Black Friday traffic isn’t anomalous — it’s expected. Models that don’t account for seasonality generate useless alerts during predictable peaks. Always include temporal features and seasonal decomposition.

Feature Leakage

The anomaly you’re detecting might be directly encoded in your features. If you’re detecting fraud and include a “was_flagged_by_analyst” feature, you’re not building a detector — you’re building a lookup table.

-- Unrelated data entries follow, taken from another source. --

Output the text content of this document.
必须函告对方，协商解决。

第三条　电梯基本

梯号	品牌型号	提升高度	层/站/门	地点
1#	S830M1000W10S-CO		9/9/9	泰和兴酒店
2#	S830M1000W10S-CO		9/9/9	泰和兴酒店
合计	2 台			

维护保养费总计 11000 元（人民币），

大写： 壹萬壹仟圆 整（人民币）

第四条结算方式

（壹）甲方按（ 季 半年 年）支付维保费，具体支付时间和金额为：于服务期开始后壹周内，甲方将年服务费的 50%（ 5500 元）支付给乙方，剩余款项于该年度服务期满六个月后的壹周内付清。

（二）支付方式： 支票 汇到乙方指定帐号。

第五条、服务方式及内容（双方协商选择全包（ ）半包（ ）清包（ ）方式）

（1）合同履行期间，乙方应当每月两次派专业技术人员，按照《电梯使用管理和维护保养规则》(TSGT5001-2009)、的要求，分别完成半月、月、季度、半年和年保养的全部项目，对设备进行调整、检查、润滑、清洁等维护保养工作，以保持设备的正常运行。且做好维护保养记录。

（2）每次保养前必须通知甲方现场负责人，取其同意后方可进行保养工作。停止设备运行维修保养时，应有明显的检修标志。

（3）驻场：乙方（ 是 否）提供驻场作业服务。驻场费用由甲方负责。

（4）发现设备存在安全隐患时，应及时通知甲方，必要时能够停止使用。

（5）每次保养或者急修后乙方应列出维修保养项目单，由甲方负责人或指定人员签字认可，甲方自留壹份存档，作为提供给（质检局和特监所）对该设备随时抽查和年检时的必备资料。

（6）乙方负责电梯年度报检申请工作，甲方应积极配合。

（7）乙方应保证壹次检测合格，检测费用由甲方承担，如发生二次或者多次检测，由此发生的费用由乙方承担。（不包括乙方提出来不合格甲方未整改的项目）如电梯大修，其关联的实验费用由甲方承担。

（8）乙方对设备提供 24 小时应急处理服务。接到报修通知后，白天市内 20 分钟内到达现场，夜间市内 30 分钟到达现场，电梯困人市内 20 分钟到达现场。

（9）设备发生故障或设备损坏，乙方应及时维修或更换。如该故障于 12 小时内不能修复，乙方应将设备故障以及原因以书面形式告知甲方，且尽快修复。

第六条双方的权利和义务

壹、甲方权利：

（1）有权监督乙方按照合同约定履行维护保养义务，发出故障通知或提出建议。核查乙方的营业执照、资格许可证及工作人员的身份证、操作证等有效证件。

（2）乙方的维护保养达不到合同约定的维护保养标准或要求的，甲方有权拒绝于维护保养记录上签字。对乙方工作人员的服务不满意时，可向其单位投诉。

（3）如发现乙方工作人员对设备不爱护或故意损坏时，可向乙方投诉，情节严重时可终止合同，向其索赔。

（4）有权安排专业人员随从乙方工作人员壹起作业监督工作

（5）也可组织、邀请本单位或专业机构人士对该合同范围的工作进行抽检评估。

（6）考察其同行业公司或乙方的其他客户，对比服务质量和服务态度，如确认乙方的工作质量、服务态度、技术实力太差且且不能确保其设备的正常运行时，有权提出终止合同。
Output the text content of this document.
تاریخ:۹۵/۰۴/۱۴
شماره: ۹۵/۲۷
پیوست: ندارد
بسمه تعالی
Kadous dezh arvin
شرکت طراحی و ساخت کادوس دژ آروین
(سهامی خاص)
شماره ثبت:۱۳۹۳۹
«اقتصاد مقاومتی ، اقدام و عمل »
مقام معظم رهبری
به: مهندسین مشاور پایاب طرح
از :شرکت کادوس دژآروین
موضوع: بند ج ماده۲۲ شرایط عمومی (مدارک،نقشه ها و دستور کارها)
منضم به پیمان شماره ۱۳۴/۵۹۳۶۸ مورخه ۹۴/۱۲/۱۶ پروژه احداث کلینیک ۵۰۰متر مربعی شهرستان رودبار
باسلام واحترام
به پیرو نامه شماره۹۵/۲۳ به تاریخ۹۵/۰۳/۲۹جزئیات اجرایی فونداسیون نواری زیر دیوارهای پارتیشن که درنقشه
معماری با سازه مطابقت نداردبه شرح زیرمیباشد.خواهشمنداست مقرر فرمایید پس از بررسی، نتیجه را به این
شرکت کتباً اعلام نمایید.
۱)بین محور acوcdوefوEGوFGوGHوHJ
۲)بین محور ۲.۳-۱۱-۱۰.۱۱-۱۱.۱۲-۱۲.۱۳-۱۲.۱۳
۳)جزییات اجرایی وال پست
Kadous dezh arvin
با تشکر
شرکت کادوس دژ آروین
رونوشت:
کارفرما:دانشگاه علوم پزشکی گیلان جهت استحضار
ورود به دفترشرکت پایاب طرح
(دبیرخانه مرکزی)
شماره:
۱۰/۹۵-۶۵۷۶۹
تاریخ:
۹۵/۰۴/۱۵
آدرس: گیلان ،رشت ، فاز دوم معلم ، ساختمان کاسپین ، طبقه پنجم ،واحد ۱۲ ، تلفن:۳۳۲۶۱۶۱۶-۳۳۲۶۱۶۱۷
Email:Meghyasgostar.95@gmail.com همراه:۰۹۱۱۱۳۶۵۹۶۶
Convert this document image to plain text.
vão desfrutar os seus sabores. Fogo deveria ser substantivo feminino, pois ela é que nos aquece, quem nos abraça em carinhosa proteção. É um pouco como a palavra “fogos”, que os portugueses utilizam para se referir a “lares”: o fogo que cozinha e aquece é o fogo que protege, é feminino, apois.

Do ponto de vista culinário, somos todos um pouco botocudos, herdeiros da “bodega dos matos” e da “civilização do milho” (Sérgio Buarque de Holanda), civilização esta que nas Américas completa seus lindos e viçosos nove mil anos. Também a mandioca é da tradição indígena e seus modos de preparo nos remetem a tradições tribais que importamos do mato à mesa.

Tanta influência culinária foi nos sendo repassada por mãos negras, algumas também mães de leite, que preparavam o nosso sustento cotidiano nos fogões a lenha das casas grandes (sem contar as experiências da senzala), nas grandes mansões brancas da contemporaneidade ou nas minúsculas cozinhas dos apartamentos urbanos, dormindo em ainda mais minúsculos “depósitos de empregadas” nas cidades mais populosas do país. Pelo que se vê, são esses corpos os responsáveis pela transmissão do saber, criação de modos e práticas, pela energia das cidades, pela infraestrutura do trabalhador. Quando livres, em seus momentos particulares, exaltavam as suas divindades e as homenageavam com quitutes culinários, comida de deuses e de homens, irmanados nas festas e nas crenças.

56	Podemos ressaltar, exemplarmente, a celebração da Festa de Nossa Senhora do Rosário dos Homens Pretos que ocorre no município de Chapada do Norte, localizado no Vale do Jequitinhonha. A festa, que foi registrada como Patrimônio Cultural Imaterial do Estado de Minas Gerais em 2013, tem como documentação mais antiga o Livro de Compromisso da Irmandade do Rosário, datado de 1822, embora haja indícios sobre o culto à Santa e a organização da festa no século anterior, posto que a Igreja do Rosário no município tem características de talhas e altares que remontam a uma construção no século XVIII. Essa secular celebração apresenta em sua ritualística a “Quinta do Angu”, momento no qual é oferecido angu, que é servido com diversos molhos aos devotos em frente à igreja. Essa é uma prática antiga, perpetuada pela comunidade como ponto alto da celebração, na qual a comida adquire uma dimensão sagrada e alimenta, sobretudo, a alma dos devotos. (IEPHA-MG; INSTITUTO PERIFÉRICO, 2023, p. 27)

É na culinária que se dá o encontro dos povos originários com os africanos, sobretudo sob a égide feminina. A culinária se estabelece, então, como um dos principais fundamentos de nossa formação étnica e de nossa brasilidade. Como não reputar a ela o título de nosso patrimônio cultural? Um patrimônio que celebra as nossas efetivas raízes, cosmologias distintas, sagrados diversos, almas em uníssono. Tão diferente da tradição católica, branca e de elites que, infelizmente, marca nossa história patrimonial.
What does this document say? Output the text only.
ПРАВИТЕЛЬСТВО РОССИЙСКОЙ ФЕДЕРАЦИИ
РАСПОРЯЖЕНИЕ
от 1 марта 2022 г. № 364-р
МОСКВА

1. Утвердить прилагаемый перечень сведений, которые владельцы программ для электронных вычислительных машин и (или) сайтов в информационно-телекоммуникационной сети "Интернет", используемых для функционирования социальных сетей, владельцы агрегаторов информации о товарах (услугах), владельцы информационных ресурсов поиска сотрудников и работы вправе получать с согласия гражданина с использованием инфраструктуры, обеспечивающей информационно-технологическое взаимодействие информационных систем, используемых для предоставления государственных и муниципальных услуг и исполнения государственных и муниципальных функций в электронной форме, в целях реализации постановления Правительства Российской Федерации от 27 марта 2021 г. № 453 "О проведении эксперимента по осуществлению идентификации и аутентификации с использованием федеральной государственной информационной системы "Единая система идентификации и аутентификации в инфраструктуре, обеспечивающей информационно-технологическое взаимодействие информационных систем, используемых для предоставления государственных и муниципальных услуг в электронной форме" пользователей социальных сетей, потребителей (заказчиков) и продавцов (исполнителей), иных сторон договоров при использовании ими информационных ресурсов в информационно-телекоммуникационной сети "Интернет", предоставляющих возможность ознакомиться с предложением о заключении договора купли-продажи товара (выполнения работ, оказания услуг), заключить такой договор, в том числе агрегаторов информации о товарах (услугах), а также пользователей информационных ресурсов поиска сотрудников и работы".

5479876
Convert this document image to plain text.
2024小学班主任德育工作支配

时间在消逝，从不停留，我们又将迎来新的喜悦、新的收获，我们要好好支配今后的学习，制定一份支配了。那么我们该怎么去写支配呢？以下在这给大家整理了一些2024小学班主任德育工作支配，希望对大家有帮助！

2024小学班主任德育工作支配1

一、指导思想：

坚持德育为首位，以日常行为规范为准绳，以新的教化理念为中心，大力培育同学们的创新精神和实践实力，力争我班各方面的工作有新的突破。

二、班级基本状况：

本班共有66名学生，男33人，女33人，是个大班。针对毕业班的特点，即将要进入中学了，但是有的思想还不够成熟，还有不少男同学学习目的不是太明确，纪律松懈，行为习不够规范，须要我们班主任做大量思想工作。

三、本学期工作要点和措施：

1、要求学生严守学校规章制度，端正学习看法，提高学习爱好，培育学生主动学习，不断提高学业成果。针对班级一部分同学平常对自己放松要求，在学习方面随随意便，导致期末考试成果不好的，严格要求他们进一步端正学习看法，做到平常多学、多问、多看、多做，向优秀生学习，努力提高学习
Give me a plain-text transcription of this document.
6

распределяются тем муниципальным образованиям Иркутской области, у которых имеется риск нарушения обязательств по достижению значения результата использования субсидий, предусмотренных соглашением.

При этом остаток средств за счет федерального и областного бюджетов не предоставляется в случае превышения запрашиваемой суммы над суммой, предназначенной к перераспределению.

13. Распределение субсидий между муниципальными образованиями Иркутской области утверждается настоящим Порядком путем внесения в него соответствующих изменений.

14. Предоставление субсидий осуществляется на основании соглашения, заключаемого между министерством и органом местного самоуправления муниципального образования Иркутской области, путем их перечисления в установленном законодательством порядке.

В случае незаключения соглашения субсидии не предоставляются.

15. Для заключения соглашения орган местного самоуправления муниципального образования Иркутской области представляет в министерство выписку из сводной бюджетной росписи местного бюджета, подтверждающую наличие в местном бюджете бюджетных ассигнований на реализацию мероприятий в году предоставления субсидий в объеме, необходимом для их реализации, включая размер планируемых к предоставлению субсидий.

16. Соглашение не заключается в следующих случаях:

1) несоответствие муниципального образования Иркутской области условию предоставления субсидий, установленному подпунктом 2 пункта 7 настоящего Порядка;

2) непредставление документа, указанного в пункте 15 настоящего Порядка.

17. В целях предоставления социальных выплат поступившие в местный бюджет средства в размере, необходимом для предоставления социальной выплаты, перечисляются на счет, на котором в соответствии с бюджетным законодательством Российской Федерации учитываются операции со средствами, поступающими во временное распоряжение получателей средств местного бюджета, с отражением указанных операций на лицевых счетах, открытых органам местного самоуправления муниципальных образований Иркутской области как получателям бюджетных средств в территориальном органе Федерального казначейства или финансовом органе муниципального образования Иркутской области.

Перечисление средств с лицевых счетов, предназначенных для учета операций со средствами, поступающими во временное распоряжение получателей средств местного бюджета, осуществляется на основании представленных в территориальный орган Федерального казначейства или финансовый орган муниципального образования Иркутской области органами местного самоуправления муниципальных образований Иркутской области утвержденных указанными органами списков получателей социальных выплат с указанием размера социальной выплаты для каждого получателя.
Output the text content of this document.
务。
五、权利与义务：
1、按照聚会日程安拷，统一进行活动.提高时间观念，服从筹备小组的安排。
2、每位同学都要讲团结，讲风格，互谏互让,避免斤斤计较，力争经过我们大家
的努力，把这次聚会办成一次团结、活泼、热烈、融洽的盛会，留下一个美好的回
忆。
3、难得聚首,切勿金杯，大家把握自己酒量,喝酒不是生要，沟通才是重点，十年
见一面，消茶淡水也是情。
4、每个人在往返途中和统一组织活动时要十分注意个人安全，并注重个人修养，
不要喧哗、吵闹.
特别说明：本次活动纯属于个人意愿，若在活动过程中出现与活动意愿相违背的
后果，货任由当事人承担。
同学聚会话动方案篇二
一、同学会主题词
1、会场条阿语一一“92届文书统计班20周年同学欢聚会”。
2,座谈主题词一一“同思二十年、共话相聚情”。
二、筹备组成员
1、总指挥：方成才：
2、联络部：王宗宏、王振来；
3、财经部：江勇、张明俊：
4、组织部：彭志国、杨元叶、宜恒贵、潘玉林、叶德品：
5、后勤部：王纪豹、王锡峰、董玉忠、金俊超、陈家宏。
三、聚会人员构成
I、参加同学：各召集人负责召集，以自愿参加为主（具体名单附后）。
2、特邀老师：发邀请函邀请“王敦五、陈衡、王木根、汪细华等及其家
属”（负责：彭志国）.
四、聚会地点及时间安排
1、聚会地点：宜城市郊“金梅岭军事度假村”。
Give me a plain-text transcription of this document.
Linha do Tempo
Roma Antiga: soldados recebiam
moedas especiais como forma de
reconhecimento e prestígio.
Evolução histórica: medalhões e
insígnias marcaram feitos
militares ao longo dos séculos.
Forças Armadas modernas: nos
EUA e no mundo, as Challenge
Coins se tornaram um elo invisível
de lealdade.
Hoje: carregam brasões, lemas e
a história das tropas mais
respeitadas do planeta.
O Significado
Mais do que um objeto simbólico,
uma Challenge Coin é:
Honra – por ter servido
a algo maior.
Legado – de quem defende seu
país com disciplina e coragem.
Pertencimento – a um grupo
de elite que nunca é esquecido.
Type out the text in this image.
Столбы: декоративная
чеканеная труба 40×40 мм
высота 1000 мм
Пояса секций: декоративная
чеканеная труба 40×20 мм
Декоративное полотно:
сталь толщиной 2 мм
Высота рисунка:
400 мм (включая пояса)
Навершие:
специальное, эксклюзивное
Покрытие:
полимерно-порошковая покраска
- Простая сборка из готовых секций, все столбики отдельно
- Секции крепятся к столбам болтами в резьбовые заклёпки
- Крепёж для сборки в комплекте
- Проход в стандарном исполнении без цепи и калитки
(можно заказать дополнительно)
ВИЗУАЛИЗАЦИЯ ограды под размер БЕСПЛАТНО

Evaluation Without Ground Truth

You can’t compute precision and recall if you don’t know which points are actually anomalous. Strategies:

Inject synthetic anomalies into historical data and measure detection rate
Use expert review on a sample of flagged points to estimate precision
Track downstream outcomes (did flagged fraud actually turn out to be fraud?)

Production Considerations

Latency matters. Fraud detection needs millisecond decisions. Infrastructure monitoring can tolerate seconds. Choose your algorithm accordingly — Isolation Forest is fast; deep autoencoders are not.

Explain your detections. “This is anomalous” isn’t enough. Teams need to know why. SHAP values on Isolation Forest, feature-wise reconstruction errors from autoencoders, or simple rules (“transaction amount is 47x the user’s average”) all help.

Feedback loops. Build a mechanism for humans to mark false positives and true positives. Use this feedback to retrain and improve thresholds. Without this loop, your system stagnates.

Multi-model ensembles. In practice, combining two or three different methods (e.g., Isolation Forest + autoencoder + statistical rules) and flagging when multiple agree outperforms any single method.

Getting Started

Start with Isolation Forest on your data — it’s fast, requires minimal tuning, and handles most data types
Visualize your anomaly scores before setting thresholds — understand the distribution
Build the feedback loop from day one — even a simple spreadsheet where analysts mark true/false positives
Add complexity only when the simple approach fails — autoencoders and LSTMs add value, but also add maintenance burden

Anomaly detection isn’t a deploy-and-forget system. It’s a living system that needs ongoing calibration, threshold tuning, and model updates. Plan for that from the start.